A favela tem forte presença do tráfico. Na praça que fica na beira da avenida Brasil, placas de rua e paredes têm marcas de tiro. No entanto, dizem especialistas, não é tão inacessível para forças de segurança quanto lugares como os complexos do Chapadão, Pedreira e Alemão.
Um morador disse à reportagem que só fica quem não tem como sair. Porém, em termos socioeconômicos, não é a favela mais desassistida do Rio.
Dados do Ipea mostram que, em 2010, tinha IDHM (Índice de Desenvolvimento Humano Municipal) de 0,714. Está na metade superior do ranking, na 1.250ª posição entre as 2.229 Unidades de Desenvolvimento Humano do Rio. A favela vizinha, Vila Aliança, onde as Forças Armadas fizeram operação, mas foram recebidas a tiros, tem marca inferior, com índice de 0,686.
Na Vila Kennedy, tem uma Unidade de Pronto Atendimento, que cuida de emergências, e duas clínicas de saúde básica. Essa estrutura médica funciona de maneira precarizada no momento, mas isso se deve mais à crise dos cofres públicos.
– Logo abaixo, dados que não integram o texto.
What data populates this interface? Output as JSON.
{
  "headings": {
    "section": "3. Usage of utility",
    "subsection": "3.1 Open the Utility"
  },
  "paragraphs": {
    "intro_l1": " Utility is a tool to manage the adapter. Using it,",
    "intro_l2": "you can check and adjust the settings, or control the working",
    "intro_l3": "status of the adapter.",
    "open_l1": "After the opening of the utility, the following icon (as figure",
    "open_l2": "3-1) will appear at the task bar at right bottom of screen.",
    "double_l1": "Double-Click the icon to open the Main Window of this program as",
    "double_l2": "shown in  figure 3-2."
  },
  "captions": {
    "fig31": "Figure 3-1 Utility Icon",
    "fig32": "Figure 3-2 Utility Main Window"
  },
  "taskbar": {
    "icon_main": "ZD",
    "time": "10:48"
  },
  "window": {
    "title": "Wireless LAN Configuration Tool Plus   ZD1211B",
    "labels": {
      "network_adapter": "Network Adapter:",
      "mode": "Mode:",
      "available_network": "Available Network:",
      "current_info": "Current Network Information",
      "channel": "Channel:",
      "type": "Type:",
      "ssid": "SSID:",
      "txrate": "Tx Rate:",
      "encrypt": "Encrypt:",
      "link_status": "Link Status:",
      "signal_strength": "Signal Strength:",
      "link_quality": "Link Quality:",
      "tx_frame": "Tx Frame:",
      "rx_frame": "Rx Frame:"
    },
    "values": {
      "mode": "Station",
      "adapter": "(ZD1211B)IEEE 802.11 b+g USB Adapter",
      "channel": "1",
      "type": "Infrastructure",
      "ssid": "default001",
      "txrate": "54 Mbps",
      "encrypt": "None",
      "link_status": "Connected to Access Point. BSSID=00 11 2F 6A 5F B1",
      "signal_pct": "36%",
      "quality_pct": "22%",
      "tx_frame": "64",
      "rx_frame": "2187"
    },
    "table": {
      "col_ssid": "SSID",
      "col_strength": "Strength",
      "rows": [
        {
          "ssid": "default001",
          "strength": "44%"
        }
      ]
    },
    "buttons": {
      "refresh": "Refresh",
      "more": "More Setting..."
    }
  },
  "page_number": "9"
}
Há duas escolas estaduais e uma vila olímpica com campo de futebol e aulas de pilates. Uma escola técnica ficou pronta em 2014, mas até hoje não abriu as portas, de acordo com a fundação, devido grave à crise econômica enfrentada no estado.
No sábado (17), as autoridades estaduais e municipais fizeram lá um mutirão de prestação de serviços. "Muita gente precisa. Mas ainda é pouco para o bairro. Pelo menos estão dando um passo, sem armas", diz Vinícius. Com informações da Folhapress.